Expectations

This morning I got up really early, stressed about lesson plan, came just in time to cut up some exercise materials, and delivered a 2-hour English class to a group of young shy Indonesians. I thought this part of my life ended a long time ago, but the truth is I never stopped reaping the benefit of how I got my foot in the door. It still plays a part. Even as a culture specialist, in an e-commerce business, in fashion and retail, about as far away as those distant teaching assistant days – I still end up translating and teaching basic English.
And boy, do I miss it. To see the students’ face as their brows furrow over the “rule” I just scribbled on the board, their hesitant, quiet murmurs to my first sample sentence, which I followed up with a much more commonly used, sensible sentence, and their expression moved from concerned to shocked, their eyes grew, as they realized they knew the sentence, they could apply the rule, and they were speaking the English they didn’t knew they had. And of course they had it all along. It was just a matter of extraction.

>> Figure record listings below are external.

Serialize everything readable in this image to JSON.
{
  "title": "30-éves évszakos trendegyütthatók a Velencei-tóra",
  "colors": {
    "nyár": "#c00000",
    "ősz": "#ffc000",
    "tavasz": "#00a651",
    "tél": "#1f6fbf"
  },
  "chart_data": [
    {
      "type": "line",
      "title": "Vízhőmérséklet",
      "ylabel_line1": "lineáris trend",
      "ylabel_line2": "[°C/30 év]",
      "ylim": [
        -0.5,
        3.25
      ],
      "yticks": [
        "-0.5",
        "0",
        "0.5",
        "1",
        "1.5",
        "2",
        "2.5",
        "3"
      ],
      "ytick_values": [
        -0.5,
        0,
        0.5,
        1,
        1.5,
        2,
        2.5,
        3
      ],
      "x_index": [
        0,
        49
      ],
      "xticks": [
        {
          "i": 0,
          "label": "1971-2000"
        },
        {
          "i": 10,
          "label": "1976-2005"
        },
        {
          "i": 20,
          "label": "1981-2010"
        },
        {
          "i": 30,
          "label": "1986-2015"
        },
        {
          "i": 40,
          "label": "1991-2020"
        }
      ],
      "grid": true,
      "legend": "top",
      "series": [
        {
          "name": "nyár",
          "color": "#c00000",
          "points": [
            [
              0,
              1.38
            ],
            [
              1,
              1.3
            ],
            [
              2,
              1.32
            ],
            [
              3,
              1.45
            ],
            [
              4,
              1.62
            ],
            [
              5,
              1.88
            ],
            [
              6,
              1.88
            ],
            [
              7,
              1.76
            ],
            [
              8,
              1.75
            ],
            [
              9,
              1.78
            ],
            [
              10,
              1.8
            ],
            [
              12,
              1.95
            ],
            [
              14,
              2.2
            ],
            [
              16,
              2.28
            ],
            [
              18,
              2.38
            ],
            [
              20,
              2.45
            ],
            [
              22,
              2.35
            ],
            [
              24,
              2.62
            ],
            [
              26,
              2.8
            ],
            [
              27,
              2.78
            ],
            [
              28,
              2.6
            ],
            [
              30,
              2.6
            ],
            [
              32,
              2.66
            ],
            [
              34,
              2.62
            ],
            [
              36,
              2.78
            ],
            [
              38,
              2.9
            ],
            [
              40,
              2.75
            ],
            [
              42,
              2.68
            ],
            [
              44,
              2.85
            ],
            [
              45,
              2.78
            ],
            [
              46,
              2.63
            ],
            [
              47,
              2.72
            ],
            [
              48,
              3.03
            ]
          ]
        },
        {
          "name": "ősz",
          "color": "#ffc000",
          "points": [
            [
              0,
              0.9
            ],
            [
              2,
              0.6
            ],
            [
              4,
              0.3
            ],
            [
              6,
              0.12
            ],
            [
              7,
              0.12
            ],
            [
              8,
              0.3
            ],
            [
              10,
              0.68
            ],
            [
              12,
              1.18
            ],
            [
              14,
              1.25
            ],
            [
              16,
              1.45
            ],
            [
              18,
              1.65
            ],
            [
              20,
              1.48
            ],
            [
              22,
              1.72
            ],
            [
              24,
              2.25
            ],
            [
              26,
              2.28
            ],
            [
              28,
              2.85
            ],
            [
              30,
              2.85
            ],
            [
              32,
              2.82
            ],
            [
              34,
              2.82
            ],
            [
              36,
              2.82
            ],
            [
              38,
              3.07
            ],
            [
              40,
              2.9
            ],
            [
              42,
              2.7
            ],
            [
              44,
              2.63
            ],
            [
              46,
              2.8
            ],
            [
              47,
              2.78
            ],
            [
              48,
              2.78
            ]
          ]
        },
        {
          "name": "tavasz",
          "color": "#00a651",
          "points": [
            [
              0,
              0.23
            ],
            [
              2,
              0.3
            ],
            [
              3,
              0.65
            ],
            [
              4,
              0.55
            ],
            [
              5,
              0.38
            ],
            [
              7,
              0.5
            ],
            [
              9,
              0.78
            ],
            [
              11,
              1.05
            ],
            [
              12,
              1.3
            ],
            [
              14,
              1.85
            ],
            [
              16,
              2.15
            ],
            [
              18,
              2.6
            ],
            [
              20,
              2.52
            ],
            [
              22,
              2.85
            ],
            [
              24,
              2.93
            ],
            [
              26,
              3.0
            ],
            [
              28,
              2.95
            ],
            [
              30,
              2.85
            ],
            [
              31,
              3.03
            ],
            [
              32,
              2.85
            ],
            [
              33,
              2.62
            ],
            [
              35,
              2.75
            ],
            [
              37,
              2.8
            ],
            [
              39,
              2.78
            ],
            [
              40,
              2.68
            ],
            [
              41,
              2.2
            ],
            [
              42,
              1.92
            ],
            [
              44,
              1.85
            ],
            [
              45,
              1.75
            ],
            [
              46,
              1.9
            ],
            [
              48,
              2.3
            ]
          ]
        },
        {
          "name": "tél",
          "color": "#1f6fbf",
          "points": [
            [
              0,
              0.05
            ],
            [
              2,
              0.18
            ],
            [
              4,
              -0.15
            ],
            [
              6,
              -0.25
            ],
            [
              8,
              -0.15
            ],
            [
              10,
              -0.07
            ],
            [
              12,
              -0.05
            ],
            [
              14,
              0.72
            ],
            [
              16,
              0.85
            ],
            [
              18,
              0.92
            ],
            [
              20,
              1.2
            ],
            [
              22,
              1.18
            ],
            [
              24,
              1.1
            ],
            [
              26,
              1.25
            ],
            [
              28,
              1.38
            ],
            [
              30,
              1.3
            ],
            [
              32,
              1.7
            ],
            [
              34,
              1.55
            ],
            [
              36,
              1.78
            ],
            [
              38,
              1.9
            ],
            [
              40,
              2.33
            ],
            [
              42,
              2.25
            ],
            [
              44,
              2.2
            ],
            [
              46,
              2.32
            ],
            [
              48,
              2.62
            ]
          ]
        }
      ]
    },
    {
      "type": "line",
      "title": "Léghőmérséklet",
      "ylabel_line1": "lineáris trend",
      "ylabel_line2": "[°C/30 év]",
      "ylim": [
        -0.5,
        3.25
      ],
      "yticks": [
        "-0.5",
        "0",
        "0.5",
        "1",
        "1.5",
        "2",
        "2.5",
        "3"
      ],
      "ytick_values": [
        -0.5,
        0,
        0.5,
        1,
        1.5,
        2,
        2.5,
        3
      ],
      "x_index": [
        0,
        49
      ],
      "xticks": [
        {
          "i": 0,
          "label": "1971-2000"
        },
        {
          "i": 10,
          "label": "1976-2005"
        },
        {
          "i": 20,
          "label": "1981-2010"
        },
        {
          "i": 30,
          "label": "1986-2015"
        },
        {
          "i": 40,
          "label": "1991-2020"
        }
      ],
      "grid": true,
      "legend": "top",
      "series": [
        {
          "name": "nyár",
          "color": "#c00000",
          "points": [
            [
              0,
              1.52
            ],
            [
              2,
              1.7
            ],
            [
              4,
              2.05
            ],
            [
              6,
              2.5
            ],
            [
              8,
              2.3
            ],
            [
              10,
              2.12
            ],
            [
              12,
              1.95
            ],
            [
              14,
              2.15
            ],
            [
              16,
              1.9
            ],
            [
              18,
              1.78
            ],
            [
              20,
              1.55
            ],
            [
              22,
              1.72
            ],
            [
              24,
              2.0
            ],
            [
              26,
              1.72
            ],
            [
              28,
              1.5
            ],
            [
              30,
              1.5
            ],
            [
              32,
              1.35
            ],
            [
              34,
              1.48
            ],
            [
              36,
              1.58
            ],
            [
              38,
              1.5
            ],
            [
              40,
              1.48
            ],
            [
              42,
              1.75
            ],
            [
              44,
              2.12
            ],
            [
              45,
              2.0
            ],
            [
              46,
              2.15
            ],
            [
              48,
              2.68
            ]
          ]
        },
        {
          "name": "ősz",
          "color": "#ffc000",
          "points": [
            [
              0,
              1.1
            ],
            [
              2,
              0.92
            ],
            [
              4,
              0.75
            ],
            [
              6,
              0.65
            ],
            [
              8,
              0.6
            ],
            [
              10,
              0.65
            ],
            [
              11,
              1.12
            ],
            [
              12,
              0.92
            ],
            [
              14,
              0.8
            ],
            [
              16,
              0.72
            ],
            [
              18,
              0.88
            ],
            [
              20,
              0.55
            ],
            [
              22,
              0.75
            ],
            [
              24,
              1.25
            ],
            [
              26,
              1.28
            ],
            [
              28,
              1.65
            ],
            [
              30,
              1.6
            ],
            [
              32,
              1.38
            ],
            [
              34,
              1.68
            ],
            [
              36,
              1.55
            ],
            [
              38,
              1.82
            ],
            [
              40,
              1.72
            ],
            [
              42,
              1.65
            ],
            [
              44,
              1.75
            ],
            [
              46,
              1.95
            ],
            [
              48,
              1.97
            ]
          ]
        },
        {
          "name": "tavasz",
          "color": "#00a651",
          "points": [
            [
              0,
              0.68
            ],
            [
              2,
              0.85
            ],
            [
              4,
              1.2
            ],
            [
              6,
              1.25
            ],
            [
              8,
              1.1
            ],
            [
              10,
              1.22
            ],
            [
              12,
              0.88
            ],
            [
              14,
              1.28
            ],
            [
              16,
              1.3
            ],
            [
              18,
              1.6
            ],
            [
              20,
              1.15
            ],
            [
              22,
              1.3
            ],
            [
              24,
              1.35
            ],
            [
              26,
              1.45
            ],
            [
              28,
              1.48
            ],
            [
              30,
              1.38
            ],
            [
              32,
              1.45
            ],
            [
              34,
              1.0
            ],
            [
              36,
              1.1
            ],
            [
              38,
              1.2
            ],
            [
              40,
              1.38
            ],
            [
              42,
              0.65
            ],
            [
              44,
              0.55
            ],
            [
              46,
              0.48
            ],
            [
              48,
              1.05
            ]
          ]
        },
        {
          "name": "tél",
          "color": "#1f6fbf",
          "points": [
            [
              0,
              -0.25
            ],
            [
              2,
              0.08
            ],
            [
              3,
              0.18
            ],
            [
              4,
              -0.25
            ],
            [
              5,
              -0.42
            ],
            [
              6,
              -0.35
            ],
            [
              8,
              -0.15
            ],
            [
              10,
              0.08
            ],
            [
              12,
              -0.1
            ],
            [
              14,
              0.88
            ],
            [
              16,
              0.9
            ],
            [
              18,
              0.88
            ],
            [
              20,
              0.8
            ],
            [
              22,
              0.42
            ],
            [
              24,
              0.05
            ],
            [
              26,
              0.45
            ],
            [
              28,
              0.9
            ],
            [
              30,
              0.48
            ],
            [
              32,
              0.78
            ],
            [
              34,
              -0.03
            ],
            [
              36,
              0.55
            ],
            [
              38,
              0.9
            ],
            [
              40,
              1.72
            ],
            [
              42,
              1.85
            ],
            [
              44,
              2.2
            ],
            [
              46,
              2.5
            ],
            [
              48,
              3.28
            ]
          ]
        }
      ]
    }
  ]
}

There is nothing – nothing at all – that matches the pleasure of watching that shocked expression, that switch. They don’t last long, those looks, as most people quickly snapped out of it and regained control. You lost their eyes as they look down to write notes, the moment of truth disappears, to be replaced by “learning”. That’s okay. All part of the process. If you’re lucky, or really good at what you do, you can witness the Expression probably many times in one sitting. But every  one you get is precious enough. You can almost hear the clicks inside their brain, lessons being recalled, and finally, correctly stored for later use. For an instant, they will speak with wondrous curiosity, as if enthralled by their own intelligence, wanting to see what else was in there. If you care what they think – and why on earth wouldn’t you? – it can feel like a burden sometimes. Walking into a first-time session is always a mystery, but as they sat there looking at me expectantly, I thought there’s no other way than forward. It was what kept me going when I started at 19, and now, almost hitting 30, I seem to have come full circle. I’m reminded of the simple yet intense gratification of teaching.